At this summer’s barbeques, clambakes and gin-socials, your indoctrinated friends will be the focus of conversation. It’d be a ghastly faux pas to be the last hapless philistine caught professing Christianity, Judaism or Islam. Of course, with so many sects clamouring for your attention, it’s nigh on impossible to find one that fits. Don’t fear, trend hoppers, I’ve picked out four of the hottest new movements for your perusal.
If religion is the opiate of the masses, then Scientology is Hollywood’s hillbilly heroin. It’s the official cult of greater Los Angeles (AKA Cultopolis, USA). With every passing week another A-list celeb is brought into the fold. Consider this star-studded list of inductees: John Travolta, Kirstie Alley, Lisa Marie Presley, Jason Lee, Tom Cruise and Katie Holmes. They’re all Scientologists! They regularly intrigue their jealous friends with tales of the galactic emperor Xenu, body thetans, and e-meters. As high level Scientologists you can cure drug addicts, criminals and the mentally insane.
* Style tip: don’t confess anything incriminating during your ‘auditing’ sessions – being blackmailed is never sexy.
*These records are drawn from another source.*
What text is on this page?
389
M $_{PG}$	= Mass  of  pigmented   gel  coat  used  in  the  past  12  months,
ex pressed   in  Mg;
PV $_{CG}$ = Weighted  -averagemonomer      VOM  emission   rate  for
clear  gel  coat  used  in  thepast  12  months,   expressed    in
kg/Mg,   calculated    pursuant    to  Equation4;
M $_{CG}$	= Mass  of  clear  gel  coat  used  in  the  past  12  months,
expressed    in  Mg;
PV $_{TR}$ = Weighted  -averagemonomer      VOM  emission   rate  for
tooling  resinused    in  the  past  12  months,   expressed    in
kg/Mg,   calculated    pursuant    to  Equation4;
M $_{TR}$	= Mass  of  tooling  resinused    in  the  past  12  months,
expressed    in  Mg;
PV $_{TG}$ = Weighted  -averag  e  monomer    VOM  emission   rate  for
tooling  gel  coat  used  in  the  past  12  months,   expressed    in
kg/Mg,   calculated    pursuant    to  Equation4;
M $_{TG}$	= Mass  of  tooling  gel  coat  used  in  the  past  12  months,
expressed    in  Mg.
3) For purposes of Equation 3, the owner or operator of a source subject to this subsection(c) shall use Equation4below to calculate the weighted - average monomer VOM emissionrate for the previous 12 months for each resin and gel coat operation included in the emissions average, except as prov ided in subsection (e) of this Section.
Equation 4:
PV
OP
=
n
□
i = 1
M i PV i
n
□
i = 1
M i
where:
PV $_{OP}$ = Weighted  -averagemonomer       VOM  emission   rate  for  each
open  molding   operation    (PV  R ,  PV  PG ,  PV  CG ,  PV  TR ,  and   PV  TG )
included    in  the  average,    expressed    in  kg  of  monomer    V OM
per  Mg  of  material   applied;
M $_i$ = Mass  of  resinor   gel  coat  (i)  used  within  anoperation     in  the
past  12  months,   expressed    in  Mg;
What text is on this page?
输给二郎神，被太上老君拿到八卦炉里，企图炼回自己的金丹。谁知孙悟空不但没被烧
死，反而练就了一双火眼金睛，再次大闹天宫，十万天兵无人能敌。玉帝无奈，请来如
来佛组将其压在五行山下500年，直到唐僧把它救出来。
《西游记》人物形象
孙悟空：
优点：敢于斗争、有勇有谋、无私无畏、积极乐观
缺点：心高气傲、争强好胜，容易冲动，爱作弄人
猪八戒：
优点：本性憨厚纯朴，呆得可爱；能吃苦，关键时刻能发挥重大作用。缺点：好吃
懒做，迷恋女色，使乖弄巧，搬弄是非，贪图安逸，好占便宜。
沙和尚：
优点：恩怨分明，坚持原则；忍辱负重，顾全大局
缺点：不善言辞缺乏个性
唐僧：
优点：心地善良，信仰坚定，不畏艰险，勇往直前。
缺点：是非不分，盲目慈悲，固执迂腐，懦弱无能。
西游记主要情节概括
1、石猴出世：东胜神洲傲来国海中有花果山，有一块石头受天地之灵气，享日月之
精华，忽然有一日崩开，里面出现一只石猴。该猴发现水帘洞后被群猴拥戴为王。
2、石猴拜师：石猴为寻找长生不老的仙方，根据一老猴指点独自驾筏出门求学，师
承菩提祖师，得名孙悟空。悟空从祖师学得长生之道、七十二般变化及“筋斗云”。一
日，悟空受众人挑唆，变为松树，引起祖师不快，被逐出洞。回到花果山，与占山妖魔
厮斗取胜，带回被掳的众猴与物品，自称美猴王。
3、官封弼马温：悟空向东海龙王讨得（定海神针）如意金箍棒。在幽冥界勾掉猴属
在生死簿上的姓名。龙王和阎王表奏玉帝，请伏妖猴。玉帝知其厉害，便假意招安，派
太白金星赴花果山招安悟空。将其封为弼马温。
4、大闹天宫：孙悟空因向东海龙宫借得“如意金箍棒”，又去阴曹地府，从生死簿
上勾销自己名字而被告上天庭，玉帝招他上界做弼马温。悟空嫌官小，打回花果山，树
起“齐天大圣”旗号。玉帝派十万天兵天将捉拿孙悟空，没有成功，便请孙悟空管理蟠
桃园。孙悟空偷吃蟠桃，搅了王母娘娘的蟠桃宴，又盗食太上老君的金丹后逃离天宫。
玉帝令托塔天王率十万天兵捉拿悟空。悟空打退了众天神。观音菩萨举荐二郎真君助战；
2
Do you enjoy smoking the odd joint to the island rhythms of Bob Marley? Are you willing to accept Haile Selassie I, the former emperor of Ethiopia, as god incarnate? If so, then Rastafarianism is for you. It’s breezy, casual and the perfect addition to any game of ultimate Frisbee. I mean, there’s always been a certain je ne sais quoi about smoking ganja, growing dreadlocks and listening to reggae in worship of Jah Rastafari. On the downside, style-philes should know that most pot heads are closet converts, which means zero points for originality. Likewise, being the second Rastafarian at a party is nearly as awkward as showing up to the Oscars in the same dress as Joan Rivers.
* Style tip: If you do it, own it, and own it early, otherwise you’ll come off as the stoned poseur.
Paris, the birthplace of crepes, lingerie and existentialism, has spawned the latest in European cult style. Yes, I’m talking about the Raelians. It was 1973 when singer/race car driver Claude Vorilhon first had sex with an alien in a volcanic crater. He would go on to claim that all life on Earth was created as a result of inter-planetary DNA manipulation. Now his notoriously promiscuous Rael girls turn heads from the catwalks of Milan to the mean streets of New York City. They even seduced Robbie Williams. Just check out their 2004 Playboy photo spread: sex sells!
* Style tip: Raelian orgies are cool, but remember to use protection, because hepatitis isn’t – just ask Tommy Lee.
The Larouche Youth
The Larouche youth is an all season classic. It’s a personality cult meets wildly paranoid political movement for a match made in heaven. Enjoy community service? Soon they’ll have you urging complete strangers to support the construction of a land bridge from Siberia to Alaska. Want to impress your highbrow friends? Tell them the truth about Queen Elizabeth, the Federal Reserve and the conspiracy to control the international drug trade. Wish you were more debonair? With a martini in one hand, and a holocaust hoax pamphlet in the other, you will appear informed, insightful and cosmopolitan. If Lyndon Larouche is in your corner there’s simply no way to lose!
* Style tip: The tin-foil hat is the ultimate accessory, practical, posh and animal friendly.